Thank you for detail review!

So difficult to beat TN42.
Luckily we have BLF GT, though a bit bigger size.

Reflector is well polished.

BLF GT is not practical for every use TN42.

YA, BLF GT size and weight will make many sell their GT.

there is a error in 435kcd at 60s this should be 535kcd

I also observed the odd memory behavior with the switches and got a bit more try and error getting to this conclusion

Also the UI listed on the website does not match with my sample, also if you do the double click too fast then the light does not recognize it, the range of timing here needs to be better. If you have not stored Turbo to a side button you have to turn the light off to get to it.

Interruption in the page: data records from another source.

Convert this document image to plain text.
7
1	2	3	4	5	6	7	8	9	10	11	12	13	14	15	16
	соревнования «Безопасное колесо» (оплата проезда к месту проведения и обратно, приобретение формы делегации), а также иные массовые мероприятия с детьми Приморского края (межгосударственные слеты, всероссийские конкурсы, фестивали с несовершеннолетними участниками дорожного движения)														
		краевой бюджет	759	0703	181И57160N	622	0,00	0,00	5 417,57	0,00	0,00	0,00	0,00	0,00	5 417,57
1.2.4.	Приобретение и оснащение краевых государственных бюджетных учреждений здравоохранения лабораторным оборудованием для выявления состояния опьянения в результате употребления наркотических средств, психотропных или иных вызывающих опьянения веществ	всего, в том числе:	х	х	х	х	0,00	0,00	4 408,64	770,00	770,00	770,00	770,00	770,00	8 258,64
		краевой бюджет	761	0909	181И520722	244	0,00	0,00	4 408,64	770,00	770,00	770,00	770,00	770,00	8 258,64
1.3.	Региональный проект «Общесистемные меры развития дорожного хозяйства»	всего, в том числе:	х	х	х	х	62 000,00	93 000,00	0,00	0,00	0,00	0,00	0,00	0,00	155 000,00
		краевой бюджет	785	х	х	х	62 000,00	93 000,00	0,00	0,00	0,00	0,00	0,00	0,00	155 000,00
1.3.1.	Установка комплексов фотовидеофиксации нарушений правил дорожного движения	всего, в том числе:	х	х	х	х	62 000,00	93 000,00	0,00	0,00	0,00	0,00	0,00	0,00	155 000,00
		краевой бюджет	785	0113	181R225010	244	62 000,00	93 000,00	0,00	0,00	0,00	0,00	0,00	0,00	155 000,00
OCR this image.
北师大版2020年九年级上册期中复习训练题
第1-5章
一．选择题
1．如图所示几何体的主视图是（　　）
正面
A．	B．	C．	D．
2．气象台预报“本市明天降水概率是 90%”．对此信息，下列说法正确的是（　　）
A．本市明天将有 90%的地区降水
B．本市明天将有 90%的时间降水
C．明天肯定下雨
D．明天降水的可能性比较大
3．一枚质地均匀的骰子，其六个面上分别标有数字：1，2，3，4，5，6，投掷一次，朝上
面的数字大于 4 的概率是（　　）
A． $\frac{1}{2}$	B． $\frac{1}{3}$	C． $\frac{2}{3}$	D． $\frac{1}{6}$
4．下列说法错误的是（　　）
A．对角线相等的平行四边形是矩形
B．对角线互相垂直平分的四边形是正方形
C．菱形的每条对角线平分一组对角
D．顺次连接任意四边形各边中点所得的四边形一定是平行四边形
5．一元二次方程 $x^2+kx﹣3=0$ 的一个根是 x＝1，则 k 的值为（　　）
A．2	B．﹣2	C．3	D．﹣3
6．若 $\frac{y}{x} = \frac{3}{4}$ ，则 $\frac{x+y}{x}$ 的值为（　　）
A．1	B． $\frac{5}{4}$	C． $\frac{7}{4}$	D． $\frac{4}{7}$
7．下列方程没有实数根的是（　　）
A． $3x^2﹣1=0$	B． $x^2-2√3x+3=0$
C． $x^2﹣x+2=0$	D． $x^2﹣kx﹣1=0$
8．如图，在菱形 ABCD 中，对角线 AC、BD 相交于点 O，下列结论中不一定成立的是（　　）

And the option to configure the side buttons to a momentary mode change then automatically turn back to last memorized mode

I have also found some inconsistencies in the UI

for example if I switch the light on with an auxiliary button then click the main switch the light turns off
while I turn the light on with main button switch to aux buttons then main switch gets me back to memorized modes

Another odd thing is this
I have a medium mode memorized for main switch
I turn on the light with Turbo on auxiliary button and turn it off with the same auxiliary or the main button,
then the light comes on in moon the next time I switch it on with main switch
after this I turn the light on with a blinky mode on the other auxiliary
now I switch it off with that button or main button
and now switching on the main switch recognizes again the stored medium mode

Next thing
I switch the light on with blink mode on aux1 or switch it on with main button then switch to aux1
then switch to turbo on the 2. aux button
if I click now the main switch I do not get the memorized light level instead I get again the blinky mode of aux1 button

If the light is switched on with momentary Turbo then hold for Turbo it is not possible to change modes with main button

.

I am not sure, but maybe the LED is not focussed very well as the throw is behind the TN42 with same sized reflector

The driver needs definately more love to get it bug free and with a better buck controller like the BLF GT,
I made a version of the GT design fitting this light with the auxillary switches going to 1/10 power or 10 times more power or turbo, prototype board still on the way here

Fixed. It was actually supposed to be 556kcd.

I agree, they need to refine the UI quite a bit. The interaction between the aux switches and main switches is sometimes very erratic. Too much of the behavior depends on whether you turn the light on with the main switch or an aux switch in the first place.